Stephan: Ich habe in verschiedenen Beiträgen mal ganz naiv gefragt, warum Autoren nur zu 20 Prozent am Erlös eines E-Books beteiligt werden, obwohl doch der Buchhandel, wo manche der Big Players um die 50 Prozent kassieren, in diesem Fall wegfällt. Die plausible Antwort: Verlage müssen ja auch noch den „klassischen“ Vertrieb aufrechterhalten, also auf eine lange Zeit doppelgleisig fahren. Und sie müssen die Portale für den E-Bookvertrieb bezahlen.

buchmarkt.de: Neue, auf E-Books spezialisierte Verlage könnten es somit leichter haben als etablierte?

Stephan: Gewiss. Wendige Agenten, die nicht die enormen Overheadkosten der Großen haben, können zu wichtigen Mitspielern werden. Ich glaube schon, dass das den großen Verlagen Sorgen macht. Zumal die Autoren neuerdings an Verhandlungsmacht gewinnen.}

buchmarkt.de: Andere Autoren fürchten sich vor dem E-Book, der Internetpiraterie, der Entwertung des geistigen Eigentums. Sie nicht?

Stephan: Jein. Das sind drei verwandte, aber nicht in einen Topf gehörende Phänomene. Gewiss, nie war Raubkopieren so einfach wie heute. Klar: für ein Buch ohne seine körperliche Anwesenheit werden Leser noch weniger zahlen wollen. Richtig: die „Bezahlt wird nicht“-Moral des Internets bedroht alle schreibenden Berufe.
Doch bleiben wir mal bei den Buchautoren: Amazon bietet Autoren nun auch in Europa 70 Prozent des Erlöses der auf seiner dtp-Plattform eingestellten Bücher. Apple wird offenbar gleichziehen. Die Verlage werden ihren Autoren also schon ein bisschen mehr bieten müssen, wenn sie sie behalten wollen.
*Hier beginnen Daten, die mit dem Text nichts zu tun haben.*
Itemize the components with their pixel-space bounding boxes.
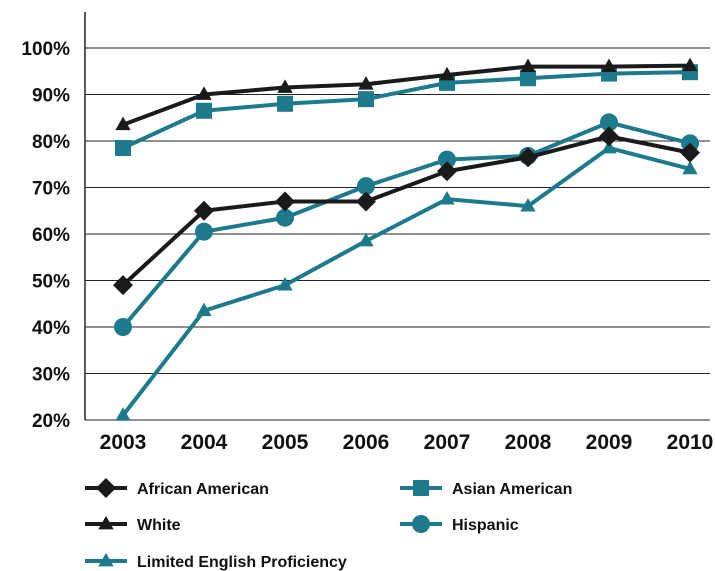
- data-point: [277, 95, 293, 112]
- data-point: [600, 113, 618, 132]
- x-tick-label: 2008: [505, 431, 552, 454]
- data-point: [358, 76, 374, 90]
- data-point: [115, 407, 131, 421]
- y-tick-label: 70%: [32, 179, 70, 200]
- x-tick-label: 2009: [586, 431, 633, 454]
- data-point: [358, 232, 374, 247]
- y-tick-label: 40%: [32, 318, 70, 339]
- series-line: [121, 134, 691, 287]
- data-point: [275, 191, 295, 212]
- legend-label: Asian American: [452, 481, 572, 498]
- data-point: [518, 147, 538, 168]
- series-line: [121, 145, 691, 417]
- data-point: [277, 277, 293, 291]
- data-point: [277, 79, 293, 93]
- y-tick-label: 100%: [21, 39, 70, 60]
- y-tick-label: 80%: [32, 132, 70, 153]
- data-point: [439, 191, 455, 205]
- data-point: [115, 116, 131, 131]
- series-white: [115, 57, 698, 131]
- data-point: [439, 66, 455, 81]
- series-limited-english-proficiency: [115, 139, 698, 421]
- y-tick-label: 50%: [32, 272, 70, 293]
- data-point: [520, 58, 536, 72]
- x-tick-label: 2004: [181, 431, 228, 454]
- legend-label: White: [137, 517, 181, 534]
- y-tick-label: 90%: [32, 86, 70, 107]
- legend-label: Limited English Proficiency: [137, 554, 347, 571]
- x-tick-label: 2003: [100, 431, 147, 454]
- data-point: [276, 208, 294, 227]
- legend-marker: [98, 552, 114, 567]
- data-point: [520, 198, 536, 212]
- legend-label: African American: [137, 481, 269, 498]
- series-line: [122, 70, 691, 150]
- data-point: [114, 318, 132, 336]
- y-tick-label: 60%: [32, 225, 70, 246]
- y-tick-label: 30%: [32, 365, 70, 386]
- data-point: [356, 191, 376, 212]
- series-line: [122, 63, 691, 127]
- data-point: [358, 91, 374, 108]
- x-tick-label: 2010: [667, 431, 714, 454]
- series-group: [113, 57, 700, 421]
- data-point: [601, 139, 617, 154]
- legend-marker: [98, 515, 114, 530]
- data-point: [520, 70, 536, 87]
- data-point: [113, 275, 133, 296]
- x-tick-label: 2005: [262, 431, 309, 454]
- legend-item: White: [85, 515, 181, 534]
- legend: African American Asian American White Hispa…: [85, 478, 572, 571]
- data-point: [680, 142, 700, 163]
- legend-item: African American: [85, 478, 269, 498]
- series-hispanic: [114, 113, 699, 336]
- data-point: [601, 58, 617, 72]
- legend-item: Asian American: [400, 480, 572, 498]
- data-point: [196, 102, 212, 119]
- legend-marker: [96, 478, 116, 498]
- y-axis-ticks: 20% 30% 40% 50% 60% 70% 80% 90% 100%: [21, 39, 70, 432]
- data-point: [195, 222, 213, 241]
- legend-item: Hispanic: [400, 515, 519, 534]
- data-point: [357, 177, 375, 196]
- y-tick-label: 20%: [32, 411, 70, 432]
- data-point: [437, 161, 457, 182]
- data-point: [438, 150, 456, 169]
- data-point: [682, 160, 698, 175]
- legend-item: Limited English Proficiency: [85, 552, 347, 571]
- x-tick-label: 2007: [424, 431, 471, 454]
- series-line: [121, 120, 691, 329]
- data-point: [599, 126, 619, 147]
- data-point: [196, 302, 212, 317]
- legend-label: Hispanic: [452, 517, 519, 534]
- data-point: [115, 139, 131, 156]
- data-point: [682, 57, 698, 72]
- x-axis-ticks: 2003 2004 2005 2006 2007 2008 2009 2010: [100, 431, 714, 454]
- data-point: [196, 86, 212, 100]
- x-tick-label: 2006: [343, 431, 390, 454]
- legend-marker: [413, 480, 429, 496]
- legend-marker: [412, 515, 430, 533]
- data-point: [194, 200, 214, 221]
- series-african-american: [113, 126, 700, 296]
Schließlich können einige von uns Autoren durchaus rechnen: 10 Prozent vom Ladenpreis eines Hardcovers zu 19,90 Euro oder 6 Prozent von dem eines TB oder 70 Prozent von einem E-Book zum Preis von 3,99 Euro – was ist uns lieber?
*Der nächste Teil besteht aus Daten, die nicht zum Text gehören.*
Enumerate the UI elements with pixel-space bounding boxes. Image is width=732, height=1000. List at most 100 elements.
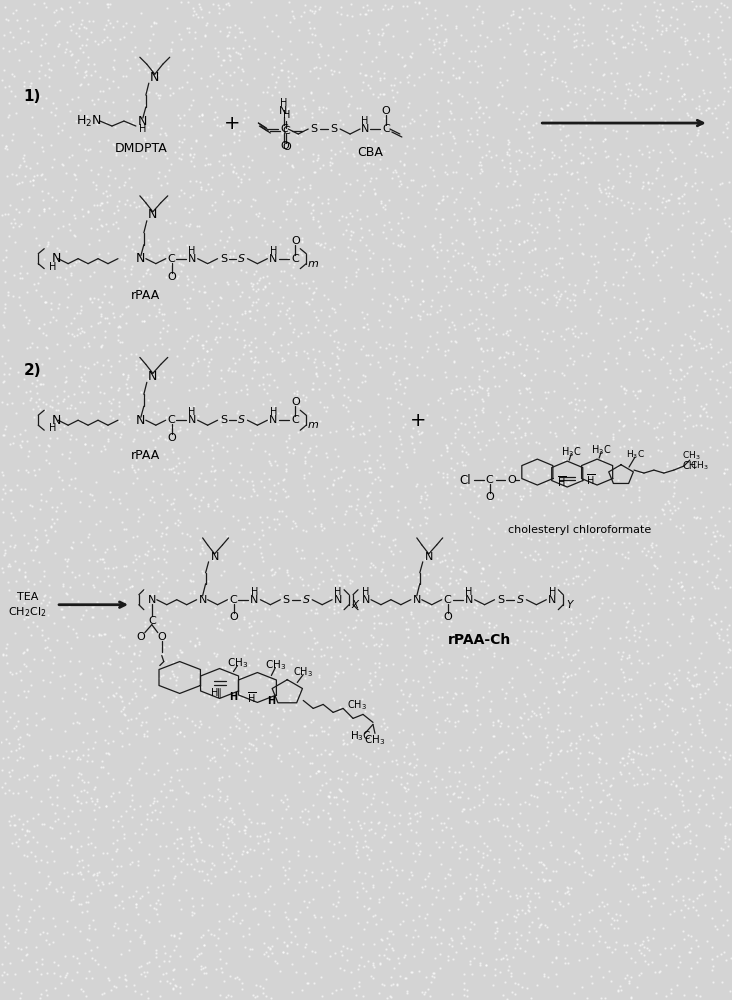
Text: N: N — [148, 370, 157, 383]
Text: $\mathsf{H_3C}$: $\mathsf{H_3C}$ — [350, 729, 372, 743]
Text: C: C — [230, 595, 237, 605]
Text: N: N — [148, 595, 156, 605]
Text: N: N — [187, 254, 196, 264]
Text: H: H — [48, 423, 56, 433]
Text: S: S — [220, 415, 227, 425]
Text: N: N — [413, 595, 421, 605]
Text: $\mathsf{CH_3}$: $\mathsf{CH_3}$ — [347, 699, 367, 712]
Text: Cl: Cl — [460, 474, 471, 487]
Text: N: N — [425, 552, 433, 562]
Text: H: H — [229, 692, 238, 702]
Text: H: H — [465, 587, 472, 597]
Text: O: O — [282, 142, 291, 152]
Text: m: m — [307, 259, 318, 269]
Text: H: H — [188, 407, 195, 417]
Text: $\rm H_2N$: $\rm H_2N$ — [76, 114, 102, 129]
Text: C: C — [280, 124, 288, 134]
Text: N: N — [279, 106, 288, 116]
Text: O: O — [507, 475, 516, 485]
Text: S: S — [331, 124, 337, 134]
Text: cholesteryl chloroformate: cholesteryl chloroformate — [507, 525, 651, 535]
Text: C: C — [291, 254, 299, 264]
Text: O: O — [381, 106, 390, 116]
Text: O: O — [291, 397, 299, 407]
Text: CBA: CBA — [357, 146, 383, 159]
Text: O: O — [280, 141, 288, 151]
Text: H: H — [188, 246, 195, 256]
Text: $\mathsf{CH_2Cl_2}$: $\mathsf{CH_2Cl_2}$ — [8, 605, 47, 619]
Text: TEA: TEA — [17, 592, 38, 602]
Text: H: H — [269, 407, 277, 417]
Text: CH: CH — [683, 461, 697, 471]
Text: N: N — [148, 208, 157, 221]
Text: C: C — [444, 595, 452, 605]
Text: C: C — [168, 415, 176, 425]
Text: +: + — [409, 411, 426, 430]
Text: N: N — [198, 595, 207, 605]
Text: rPAA: rPAA — [131, 289, 160, 302]
Text: $\overline{\rm H}$: $\overline{\rm H}$ — [556, 475, 566, 489]
Text: 1): 1) — [23, 89, 41, 104]
Text: $\mathsf{H_3C}$: $\mathsf{H_3C}$ — [561, 445, 581, 459]
Text: H: H — [139, 124, 146, 134]
Text: $\mathsf{H_3C}$: $\mathsf{H_3C}$ — [626, 449, 644, 461]
Text: O: O — [229, 612, 238, 622]
Text: O: O — [444, 612, 452, 622]
Text: $\mathsf{CH_3}$: $\mathsf{CH_3}$ — [265, 659, 286, 672]
Text: N: N — [361, 124, 369, 134]
Text: O: O — [168, 433, 176, 443]
Text: H: H — [267, 696, 275, 706]
Text: 2): 2) — [23, 363, 41, 378]
Text: C: C — [382, 124, 390, 134]
Text: O: O — [136, 632, 145, 642]
Text: N: N — [464, 595, 473, 605]
Text: $\mathsf{CH_3}$: $\mathsf{CH_3}$ — [365, 733, 386, 747]
Text: C: C — [291, 415, 299, 425]
Text: S: S — [238, 254, 245, 264]
Text: N: N — [52, 252, 61, 265]
Text: N: N — [548, 595, 556, 605]
Text: S: S — [302, 595, 310, 605]
Text: +: + — [224, 114, 241, 133]
Text: $\mathsf{H_3C}$: $\mathsf{H_3C}$ — [591, 443, 611, 457]
Text: DMDPTA: DMDPTA — [114, 142, 167, 155]
Text: S: S — [497, 595, 504, 605]
Text: N: N — [136, 252, 146, 265]
Text: C: C — [283, 126, 290, 136]
Text: C: C — [148, 616, 156, 626]
Text: S: S — [238, 415, 245, 425]
Text: O: O — [485, 492, 494, 502]
Text: H: H — [251, 587, 258, 597]
Text: N: N — [52, 414, 61, 427]
Text: $\mathsf{CH_3}$: $\mathsf{CH_3}$ — [227, 657, 248, 670]
Text: H: H — [548, 587, 556, 597]
Text: X: X — [351, 600, 359, 610]
Text: rPAA: rPAA — [131, 449, 160, 462]
Text: m: m — [307, 420, 318, 430]
Text: N: N — [362, 595, 370, 605]
Text: H: H — [362, 587, 370, 597]
Text: H: H — [280, 98, 287, 108]
Text: S: S — [310, 124, 318, 134]
Text: N: N — [269, 415, 277, 425]
Text: $\overline{\rm H}$: $\overline{\rm H}$ — [247, 690, 256, 705]
Text: H: H — [335, 587, 342, 597]
Text: N: N — [187, 415, 196, 425]
Text: C: C — [485, 475, 493, 485]
Text: O: O — [157, 632, 166, 642]
Text: Y: Y — [566, 600, 572, 610]
Text: $\mathsf{CH_3}$: $\mathsf{CH_3}$ — [294, 666, 313, 679]
Text: CH$_3$: CH$_3$ — [682, 450, 701, 462]
Text: S: S — [517, 595, 524, 605]
Text: $\overline{\rm H}$: $\overline{\rm H}$ — [586, 473, 596, 487]
Text: H: H — [362, 116, 369, 126]
Text: CH$_3$: CH$_3$ — [690, 460, 709, 472]
Text: O: O — [168, 272, 176, 282]
Text: N: N — [210, 552, 219, 562]
Text: S: S — [220, 254, 227, 264]
Text: N: N — [334, 595, 343, 605]
Text: O: O — [291, 236, 299, 246]
Text: N: N — [136, 414, 146, 427]
Text: N: N — [269, 254, 277, 264]
Text: H$\!\!\parallel$: H$\!\!\parallel$ — [210, 686, 221, 700]
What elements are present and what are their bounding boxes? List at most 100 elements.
Was den Lesern lieber ist, wissen insbesondere wir Unterhaltungsromanautoren längst: Sie hätten’s gerne billiger. Sobald E-Book-Reader auf dem Markt sind, die elegant, leicht handhabbar und erschwinglich sind, wird man sehen, was von der Treue der Leser zum Buch zu halten ist…

buchmarkt.de: Apple und Amazon als die „Buchhändler der Zukunft?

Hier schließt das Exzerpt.